The Waters
- Author: Bonnie Jo Campbell
- Language: English
- Genre: Family saga
- Publisher: W. W. Norton & Company
- Publication date: January 2024
- Publication place: United States
- Media type: Print (Hardback)
- Pages: 400
- ISBN: 978-0-393-24843-2
- Dewey Decimal: 823

= The Waters (novel) =

2024 novel by Bonnie Jo Campbell

The Waters is a 2024 novel by Michigan author Bonnie Jo Campbell.

==Plot==

On an island in the middle of a swamp in Michigan, a family has lived for generations.
The matriarch, Hermine Zook, is a healer and herbalist who inspires fear and hope in the people of the local town, Whiteheart.
Living on the island with her is her granddaughter, Dorothy, who is a budding mathematician and herbalist.

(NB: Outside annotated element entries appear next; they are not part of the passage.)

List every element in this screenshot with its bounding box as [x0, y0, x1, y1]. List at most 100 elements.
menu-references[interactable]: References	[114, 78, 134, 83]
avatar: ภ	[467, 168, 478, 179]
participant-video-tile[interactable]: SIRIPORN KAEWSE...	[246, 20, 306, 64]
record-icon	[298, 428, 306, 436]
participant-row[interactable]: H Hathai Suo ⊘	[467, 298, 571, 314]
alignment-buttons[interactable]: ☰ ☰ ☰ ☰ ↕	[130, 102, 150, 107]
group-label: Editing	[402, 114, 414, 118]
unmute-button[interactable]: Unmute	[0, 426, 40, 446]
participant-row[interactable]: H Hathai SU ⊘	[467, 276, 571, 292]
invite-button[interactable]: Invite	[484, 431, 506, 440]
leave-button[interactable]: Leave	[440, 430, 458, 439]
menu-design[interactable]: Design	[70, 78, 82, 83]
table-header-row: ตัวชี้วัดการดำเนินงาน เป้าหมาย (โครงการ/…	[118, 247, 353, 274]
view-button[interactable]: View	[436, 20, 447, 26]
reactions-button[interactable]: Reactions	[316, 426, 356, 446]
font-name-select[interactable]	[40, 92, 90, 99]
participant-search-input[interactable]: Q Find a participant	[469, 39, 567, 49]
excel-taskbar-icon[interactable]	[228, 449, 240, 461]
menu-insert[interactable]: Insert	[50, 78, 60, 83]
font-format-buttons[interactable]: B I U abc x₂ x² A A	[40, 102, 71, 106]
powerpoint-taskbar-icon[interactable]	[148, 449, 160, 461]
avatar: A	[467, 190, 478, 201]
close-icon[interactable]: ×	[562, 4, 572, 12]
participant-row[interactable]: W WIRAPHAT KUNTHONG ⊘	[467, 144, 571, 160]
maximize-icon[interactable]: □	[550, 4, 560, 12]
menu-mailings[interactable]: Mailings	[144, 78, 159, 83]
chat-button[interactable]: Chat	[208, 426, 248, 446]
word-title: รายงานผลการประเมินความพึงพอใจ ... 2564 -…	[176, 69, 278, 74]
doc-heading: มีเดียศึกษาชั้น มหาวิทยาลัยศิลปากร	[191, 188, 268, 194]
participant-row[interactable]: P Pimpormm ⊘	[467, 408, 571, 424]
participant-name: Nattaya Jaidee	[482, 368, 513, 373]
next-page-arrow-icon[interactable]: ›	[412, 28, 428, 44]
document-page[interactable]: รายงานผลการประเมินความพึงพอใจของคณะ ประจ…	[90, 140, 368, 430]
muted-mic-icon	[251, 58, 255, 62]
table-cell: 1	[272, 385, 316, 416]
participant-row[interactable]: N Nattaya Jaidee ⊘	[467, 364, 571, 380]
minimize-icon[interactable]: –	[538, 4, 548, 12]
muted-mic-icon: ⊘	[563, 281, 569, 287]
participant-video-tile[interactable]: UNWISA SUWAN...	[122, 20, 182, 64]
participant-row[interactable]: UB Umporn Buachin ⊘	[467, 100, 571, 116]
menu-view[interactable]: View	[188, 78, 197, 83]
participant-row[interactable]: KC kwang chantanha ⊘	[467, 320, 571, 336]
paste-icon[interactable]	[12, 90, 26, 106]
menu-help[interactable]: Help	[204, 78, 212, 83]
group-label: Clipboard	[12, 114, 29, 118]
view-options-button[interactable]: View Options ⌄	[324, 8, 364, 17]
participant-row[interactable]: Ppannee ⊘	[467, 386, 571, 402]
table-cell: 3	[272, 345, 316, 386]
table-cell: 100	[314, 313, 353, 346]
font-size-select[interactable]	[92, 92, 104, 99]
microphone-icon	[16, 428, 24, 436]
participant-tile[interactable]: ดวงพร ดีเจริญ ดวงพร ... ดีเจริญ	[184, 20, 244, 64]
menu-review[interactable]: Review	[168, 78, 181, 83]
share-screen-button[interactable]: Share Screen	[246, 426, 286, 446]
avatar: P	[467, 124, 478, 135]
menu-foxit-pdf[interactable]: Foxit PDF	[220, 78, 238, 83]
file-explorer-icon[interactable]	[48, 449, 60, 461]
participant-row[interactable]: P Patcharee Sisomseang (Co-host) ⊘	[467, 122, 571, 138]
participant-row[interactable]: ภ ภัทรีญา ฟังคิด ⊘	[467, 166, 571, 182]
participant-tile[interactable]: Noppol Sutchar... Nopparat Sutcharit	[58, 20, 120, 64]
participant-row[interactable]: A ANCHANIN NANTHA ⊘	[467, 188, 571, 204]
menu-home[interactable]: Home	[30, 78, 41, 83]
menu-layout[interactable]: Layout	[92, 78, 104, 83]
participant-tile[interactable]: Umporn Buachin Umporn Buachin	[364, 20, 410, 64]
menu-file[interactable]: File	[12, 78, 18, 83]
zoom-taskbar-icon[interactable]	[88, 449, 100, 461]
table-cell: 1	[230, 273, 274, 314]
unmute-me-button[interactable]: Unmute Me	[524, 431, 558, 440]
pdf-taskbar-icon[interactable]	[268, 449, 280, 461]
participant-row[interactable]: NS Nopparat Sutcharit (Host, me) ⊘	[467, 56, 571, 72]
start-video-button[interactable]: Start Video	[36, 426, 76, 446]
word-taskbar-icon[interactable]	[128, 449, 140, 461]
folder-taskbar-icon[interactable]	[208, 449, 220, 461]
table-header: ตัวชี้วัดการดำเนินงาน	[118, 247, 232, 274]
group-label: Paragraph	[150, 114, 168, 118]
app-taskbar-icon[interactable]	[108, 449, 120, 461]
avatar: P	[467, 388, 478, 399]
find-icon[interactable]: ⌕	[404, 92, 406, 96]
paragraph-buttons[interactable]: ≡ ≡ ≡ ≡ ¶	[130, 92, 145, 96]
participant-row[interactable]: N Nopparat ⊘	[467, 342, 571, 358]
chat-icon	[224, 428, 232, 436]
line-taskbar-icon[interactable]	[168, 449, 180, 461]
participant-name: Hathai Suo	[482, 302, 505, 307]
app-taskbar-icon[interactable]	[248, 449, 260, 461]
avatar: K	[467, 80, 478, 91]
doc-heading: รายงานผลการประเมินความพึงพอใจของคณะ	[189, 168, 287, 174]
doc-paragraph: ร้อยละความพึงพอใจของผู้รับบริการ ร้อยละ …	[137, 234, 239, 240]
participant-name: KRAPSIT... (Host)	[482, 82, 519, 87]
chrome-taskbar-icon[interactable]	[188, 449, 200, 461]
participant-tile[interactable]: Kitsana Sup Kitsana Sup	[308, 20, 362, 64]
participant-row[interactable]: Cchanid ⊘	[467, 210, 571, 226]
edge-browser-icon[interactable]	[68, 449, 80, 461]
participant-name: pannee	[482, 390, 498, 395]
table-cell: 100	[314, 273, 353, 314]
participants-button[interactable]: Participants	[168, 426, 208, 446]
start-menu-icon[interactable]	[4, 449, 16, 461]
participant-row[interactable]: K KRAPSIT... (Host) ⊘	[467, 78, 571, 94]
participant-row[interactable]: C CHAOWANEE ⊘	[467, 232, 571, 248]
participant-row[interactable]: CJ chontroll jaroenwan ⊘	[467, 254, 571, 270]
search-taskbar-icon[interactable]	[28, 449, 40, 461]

==List of main characters==
- Hermine "Herself" Zook – Herbalist and eccentric matriarch of the Zook family
- Primrose "Prim" Zook – Herself's daughter, a lawyer (Adopted by Hermine)
- Molly Zook – Herself's daughter, a nurse (Biological daughter of Hermine)
- Rose Thorn Zook - Herself's daughter, beautiful and lazy (Prim daughter)
- Dorothy "Donkey" Zook – Rose Thorn's daughter, a budding mathematician and herbalist
- Titus Clay, Jr. – Rose Thorn's love interest, a farmer

==Reception==
The novel was chosen as a Read with Jenna January 2024 Book Club pick. Ron Charles of The Washington Post described it as "pure magic". The Los Angeles Times' Jane Smiley described the novel as "earthy" and a "thought-provoking and readable exploration of eccentricity and of all different kinds of love".